Combining statins and antihypertensives may reduce a person’s risk for Alzheimer’s disease, according to a new study of nearly 700,000 Medicare beneficiaries.
Investigators followed individuals who had used both an antihypertensive and a statin for at least the two previous years and who had no prior dementia diagnoses. Compared with a cohort who took other combinations of drugs, participants were less likely to develop dementia when they took cholesterol-lowering pravastatin or rosuvastatin combined with either ACE inhibitors or angiotensin II receptor blockers for high blood pressure, the researchers reported.
Dementia risk was especially low for people using pravastatin and rosuvastatin in combination with ARBs, wrote lead author Julie Zissimopoulos, Ph.D., from the University of Southern California. Participants who took the ARB – pravastatin combination had 21% lower odds of a dementia diagnosis, for example.

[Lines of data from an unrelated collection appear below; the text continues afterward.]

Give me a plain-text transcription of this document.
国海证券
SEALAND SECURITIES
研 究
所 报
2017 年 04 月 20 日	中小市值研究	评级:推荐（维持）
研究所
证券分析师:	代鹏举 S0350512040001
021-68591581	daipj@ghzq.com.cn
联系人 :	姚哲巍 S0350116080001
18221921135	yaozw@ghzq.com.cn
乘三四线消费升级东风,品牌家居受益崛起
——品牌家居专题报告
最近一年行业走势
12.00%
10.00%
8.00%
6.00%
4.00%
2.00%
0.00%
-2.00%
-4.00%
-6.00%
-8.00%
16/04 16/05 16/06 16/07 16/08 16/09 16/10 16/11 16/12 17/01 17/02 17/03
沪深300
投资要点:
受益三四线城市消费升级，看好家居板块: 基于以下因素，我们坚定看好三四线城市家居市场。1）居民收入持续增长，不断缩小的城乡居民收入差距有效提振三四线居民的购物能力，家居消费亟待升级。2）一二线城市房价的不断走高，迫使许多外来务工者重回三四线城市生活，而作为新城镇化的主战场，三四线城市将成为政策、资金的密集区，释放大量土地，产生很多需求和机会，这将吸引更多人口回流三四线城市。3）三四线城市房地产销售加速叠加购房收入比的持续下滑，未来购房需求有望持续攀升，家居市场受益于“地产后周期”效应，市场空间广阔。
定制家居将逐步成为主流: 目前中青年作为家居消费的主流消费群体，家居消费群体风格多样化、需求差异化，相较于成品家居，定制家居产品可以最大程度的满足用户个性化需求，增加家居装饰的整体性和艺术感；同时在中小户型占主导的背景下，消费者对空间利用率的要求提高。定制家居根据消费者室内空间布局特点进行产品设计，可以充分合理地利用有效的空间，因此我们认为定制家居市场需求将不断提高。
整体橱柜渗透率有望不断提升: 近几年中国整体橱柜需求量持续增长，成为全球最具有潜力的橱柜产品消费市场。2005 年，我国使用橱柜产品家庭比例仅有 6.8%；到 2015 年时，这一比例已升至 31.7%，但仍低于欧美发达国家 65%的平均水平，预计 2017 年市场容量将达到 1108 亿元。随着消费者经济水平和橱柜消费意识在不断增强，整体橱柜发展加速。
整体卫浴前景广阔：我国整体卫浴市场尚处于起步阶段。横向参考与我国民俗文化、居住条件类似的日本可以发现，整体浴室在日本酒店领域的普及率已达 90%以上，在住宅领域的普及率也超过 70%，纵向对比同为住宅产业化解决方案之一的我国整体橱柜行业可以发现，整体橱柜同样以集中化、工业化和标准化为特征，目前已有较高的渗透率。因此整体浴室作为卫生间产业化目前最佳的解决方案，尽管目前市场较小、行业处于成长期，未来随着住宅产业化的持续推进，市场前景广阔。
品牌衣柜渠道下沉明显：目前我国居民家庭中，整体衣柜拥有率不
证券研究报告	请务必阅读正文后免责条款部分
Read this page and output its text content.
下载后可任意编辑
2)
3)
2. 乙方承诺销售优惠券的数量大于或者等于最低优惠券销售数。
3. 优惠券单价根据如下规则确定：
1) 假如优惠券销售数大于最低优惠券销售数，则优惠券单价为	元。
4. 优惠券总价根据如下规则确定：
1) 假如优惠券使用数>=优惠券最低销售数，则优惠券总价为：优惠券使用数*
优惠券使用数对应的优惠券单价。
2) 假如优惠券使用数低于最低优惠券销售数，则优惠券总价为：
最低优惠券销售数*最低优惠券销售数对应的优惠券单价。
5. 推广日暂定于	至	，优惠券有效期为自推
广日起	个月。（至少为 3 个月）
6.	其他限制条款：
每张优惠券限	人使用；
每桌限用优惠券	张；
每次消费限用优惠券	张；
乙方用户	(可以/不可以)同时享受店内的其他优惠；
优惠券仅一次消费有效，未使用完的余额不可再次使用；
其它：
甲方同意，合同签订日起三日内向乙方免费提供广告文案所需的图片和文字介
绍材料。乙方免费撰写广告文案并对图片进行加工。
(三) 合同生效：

The findings suggest that treatments already in use for blood pressure and cholesterol control could also help people at risk for Alzheimer’s and related dementias, the researchers said.
“We don’t currently have drugs that are proven to treat dementia, but even small delays in onset can dramatically reduce the burden on patients, caregivers and the health system as a whole,” Zissimopoulos concluded.
The study was published in PLOS One.